Two Engines Down, Two to Go- George Martin
I was born on March 17, 1919 in Fresno, California. My parents were Arthur W. and Gussie Welborn Martin. I was the seventh of nine children.
There were five boys and four girls. My mother was a homemaker, and my father was a farmer, raising cotton, figs, corn and grapes. I graduated as valedictorian from Roosevelt High School in 1937. I attended Fresno State College for two years and transferred to the University of California at Berkeley.After graduating from Berkeley, I went to Los Angeles to celebrate my graduation. While at a hotel in Los Angeles, a bellboy came running up to me with a letter from Uncle Sam ordering me to report to the draft board in Oakland California at 12:00 PM the next day. Uncle Sam had not forgotten me. I enlisted in the U. S. Army Air Corps.
I arrived in Oakland just in time to board a train that took me to basic training at Lincoln Air Base in Lincoln Nebraska. After basic training, I was assigned as a flight officer on a B-24 Bomber. I went through training at the flight school. At the Santa Anna Army Air Base in Santa Anna California, I was assigned co-pilot with a pilot named John Truer from Michigan. We organized the other eight members of the crew at March Field, in Riverside, California. We had more training at March Field before flying to Europe. We were assigned to the 15th Air Force, 456th Bomb Group. We flew to Cerignola Airfield at Cerignola, Italy.
On our first mission over Germany, we were flying at an altitude of 24,000 feet. We had just dropped our bombs on our target when we were immediately hit by German 88mm ground fire. One engine on the left side was hit, and we had to turn it off. The engineer transferred the fuel from the d
amaged engine to the other three engines to enable us to fly home. Then an engine on the right side was hit, and I turned it off. Both damaged engines were inboard.

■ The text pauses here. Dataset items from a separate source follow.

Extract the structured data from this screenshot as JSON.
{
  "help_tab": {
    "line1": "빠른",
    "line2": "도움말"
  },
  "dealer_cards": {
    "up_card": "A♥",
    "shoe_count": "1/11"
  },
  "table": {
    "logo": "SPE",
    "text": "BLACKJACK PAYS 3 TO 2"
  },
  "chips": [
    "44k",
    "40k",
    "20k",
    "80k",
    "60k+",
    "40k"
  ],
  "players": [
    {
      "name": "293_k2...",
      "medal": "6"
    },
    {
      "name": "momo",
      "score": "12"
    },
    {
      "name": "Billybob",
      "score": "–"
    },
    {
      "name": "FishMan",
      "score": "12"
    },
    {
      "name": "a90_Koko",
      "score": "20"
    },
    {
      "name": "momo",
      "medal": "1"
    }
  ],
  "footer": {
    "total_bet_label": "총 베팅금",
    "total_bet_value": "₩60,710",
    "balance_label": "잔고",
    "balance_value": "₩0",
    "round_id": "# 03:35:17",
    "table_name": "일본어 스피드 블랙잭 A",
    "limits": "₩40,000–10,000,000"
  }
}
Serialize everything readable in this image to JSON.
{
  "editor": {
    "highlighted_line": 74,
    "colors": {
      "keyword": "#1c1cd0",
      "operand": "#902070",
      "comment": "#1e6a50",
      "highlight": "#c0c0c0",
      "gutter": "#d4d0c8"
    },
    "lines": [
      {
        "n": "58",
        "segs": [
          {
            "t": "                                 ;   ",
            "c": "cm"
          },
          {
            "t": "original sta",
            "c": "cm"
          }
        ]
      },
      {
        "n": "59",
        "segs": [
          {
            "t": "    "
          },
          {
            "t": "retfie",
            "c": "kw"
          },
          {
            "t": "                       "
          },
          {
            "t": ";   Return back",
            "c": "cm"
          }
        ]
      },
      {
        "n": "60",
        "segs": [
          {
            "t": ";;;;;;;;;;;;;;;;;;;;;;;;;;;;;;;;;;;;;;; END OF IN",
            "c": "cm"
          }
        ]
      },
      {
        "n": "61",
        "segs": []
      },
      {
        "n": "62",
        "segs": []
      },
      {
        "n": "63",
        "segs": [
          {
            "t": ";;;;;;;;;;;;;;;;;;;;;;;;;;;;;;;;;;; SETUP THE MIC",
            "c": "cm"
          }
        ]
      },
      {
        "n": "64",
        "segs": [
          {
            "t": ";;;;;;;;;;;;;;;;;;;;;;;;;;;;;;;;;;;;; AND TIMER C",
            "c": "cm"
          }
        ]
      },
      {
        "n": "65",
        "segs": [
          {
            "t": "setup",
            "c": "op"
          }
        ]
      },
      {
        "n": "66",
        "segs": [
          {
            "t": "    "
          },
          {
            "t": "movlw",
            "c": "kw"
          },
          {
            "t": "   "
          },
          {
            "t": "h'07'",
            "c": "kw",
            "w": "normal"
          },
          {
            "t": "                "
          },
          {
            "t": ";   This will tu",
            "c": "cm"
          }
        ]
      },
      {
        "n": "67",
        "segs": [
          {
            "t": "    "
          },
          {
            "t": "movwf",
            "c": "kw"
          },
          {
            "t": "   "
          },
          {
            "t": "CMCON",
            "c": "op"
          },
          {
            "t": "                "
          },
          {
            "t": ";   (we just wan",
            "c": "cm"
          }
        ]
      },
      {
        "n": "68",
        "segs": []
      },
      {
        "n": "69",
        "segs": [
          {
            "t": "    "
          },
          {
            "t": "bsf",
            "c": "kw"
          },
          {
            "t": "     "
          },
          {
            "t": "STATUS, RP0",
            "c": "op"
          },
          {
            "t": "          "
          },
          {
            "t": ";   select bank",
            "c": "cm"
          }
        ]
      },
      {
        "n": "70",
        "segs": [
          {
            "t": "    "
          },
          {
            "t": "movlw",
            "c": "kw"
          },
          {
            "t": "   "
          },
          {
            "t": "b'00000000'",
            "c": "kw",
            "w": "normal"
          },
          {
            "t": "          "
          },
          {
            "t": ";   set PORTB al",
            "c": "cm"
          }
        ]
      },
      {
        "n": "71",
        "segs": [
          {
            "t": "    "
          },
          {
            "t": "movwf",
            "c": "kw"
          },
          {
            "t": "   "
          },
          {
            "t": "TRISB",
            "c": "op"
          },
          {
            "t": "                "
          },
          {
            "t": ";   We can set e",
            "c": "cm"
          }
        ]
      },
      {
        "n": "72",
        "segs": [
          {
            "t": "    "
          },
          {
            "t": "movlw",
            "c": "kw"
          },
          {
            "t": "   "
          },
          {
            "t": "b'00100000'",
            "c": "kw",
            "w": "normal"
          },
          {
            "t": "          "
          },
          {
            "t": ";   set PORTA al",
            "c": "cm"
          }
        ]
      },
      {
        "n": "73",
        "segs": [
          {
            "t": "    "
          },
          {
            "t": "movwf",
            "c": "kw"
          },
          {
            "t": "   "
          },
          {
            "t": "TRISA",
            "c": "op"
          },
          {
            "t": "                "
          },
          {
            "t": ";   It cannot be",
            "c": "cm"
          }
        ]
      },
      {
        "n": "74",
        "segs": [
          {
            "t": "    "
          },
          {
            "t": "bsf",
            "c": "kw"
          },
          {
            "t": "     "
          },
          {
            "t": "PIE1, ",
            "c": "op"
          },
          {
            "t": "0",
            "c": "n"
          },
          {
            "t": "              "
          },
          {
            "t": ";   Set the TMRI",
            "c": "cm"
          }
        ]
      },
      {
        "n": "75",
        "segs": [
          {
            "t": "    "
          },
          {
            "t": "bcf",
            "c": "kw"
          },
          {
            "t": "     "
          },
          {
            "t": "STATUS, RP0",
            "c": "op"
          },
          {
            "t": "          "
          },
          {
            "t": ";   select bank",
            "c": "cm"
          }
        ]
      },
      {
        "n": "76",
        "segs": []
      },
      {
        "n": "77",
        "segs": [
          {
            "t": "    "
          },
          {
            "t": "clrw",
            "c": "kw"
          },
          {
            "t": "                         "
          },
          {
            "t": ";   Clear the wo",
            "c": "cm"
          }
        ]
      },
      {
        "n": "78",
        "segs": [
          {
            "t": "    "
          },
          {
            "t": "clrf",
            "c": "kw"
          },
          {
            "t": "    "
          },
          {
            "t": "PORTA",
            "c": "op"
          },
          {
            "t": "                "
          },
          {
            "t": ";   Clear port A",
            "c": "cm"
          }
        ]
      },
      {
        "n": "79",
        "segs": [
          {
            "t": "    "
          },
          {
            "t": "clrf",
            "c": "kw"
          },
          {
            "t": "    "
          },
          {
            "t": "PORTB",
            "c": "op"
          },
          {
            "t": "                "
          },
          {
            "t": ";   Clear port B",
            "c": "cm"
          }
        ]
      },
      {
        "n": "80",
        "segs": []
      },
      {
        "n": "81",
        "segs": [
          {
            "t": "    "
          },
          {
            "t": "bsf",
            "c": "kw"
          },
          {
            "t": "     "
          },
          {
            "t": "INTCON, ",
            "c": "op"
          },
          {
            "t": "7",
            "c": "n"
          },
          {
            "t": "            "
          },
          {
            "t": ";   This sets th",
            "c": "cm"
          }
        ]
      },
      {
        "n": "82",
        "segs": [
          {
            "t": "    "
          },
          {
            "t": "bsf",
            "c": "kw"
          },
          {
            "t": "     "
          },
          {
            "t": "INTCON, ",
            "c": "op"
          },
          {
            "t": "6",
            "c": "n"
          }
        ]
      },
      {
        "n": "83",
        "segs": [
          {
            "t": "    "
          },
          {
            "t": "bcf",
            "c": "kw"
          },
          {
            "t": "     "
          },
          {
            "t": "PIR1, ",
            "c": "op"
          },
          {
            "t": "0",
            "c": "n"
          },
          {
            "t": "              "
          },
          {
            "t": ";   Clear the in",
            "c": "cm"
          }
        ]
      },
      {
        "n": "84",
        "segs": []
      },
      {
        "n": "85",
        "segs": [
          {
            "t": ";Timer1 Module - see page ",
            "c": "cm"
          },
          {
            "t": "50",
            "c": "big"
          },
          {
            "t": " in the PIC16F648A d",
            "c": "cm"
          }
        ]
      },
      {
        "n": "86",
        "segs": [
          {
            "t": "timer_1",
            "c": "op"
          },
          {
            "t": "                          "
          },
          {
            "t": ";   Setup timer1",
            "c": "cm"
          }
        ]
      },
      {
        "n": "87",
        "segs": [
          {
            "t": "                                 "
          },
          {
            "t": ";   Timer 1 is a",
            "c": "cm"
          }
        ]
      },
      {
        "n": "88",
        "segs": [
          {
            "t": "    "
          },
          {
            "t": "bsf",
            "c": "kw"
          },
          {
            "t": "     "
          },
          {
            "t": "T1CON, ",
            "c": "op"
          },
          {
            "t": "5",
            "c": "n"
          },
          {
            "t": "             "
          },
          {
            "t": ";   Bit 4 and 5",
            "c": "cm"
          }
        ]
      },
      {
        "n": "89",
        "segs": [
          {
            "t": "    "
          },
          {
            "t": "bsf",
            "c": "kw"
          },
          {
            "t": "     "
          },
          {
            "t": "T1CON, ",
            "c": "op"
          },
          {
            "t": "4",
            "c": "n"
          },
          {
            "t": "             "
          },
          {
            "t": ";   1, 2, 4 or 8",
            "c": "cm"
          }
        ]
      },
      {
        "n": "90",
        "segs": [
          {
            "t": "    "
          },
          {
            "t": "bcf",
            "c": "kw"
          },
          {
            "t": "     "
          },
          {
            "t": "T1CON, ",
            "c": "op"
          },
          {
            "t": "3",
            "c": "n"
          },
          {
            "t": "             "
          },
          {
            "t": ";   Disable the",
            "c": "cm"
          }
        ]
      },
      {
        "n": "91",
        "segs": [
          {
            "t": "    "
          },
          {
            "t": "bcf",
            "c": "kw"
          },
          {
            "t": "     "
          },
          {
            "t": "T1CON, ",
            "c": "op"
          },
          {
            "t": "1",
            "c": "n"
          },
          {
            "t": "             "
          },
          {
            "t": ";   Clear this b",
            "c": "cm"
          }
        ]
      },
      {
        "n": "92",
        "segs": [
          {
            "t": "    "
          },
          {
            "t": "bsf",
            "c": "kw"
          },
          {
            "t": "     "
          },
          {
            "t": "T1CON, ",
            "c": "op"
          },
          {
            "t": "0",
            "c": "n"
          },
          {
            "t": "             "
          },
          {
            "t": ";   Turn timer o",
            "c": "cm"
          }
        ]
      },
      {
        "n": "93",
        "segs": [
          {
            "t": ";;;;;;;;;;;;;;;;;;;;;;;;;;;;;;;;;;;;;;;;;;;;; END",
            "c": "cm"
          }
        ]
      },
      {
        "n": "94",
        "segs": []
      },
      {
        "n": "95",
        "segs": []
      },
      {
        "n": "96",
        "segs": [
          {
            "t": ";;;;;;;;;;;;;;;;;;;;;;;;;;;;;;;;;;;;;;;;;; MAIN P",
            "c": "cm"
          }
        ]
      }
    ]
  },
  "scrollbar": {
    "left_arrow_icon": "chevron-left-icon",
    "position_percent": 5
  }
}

We had gone from four working engines down to two. At this point we had to drop out of formation because we could not keep up with the rest of the group. We flew across the Alps at about 1,000 feet altitude, and then we proceeded across the Adriatic Sea. When we finally landed at Cerignola, Italy, we only had fifteen gallons of fuel left.
I flew 36 missions over Germany, France and Italy. Six of these missions, I flew as First Pilot. After the war ended, I traveled for a week. I took a flight with an English bombing crew to southern Italy to see the country. I got a ride on a gondola to the Isle of Capri. I hitchhiked and walked back to Cerignola Italy just in time to join my crew to fly back home to the good old U. S. A. Upon my return from the war in Europe, I met my wife Margie at the church I was ushering. Six months later we were married. Margie and I raised four great kids, two boys and two girls. We now have eight grandchildren, and I have made a good living in real estate.
I had some close calls during the war in Europe, but it was all worthwhile. I am proud to have served my country in the time of need.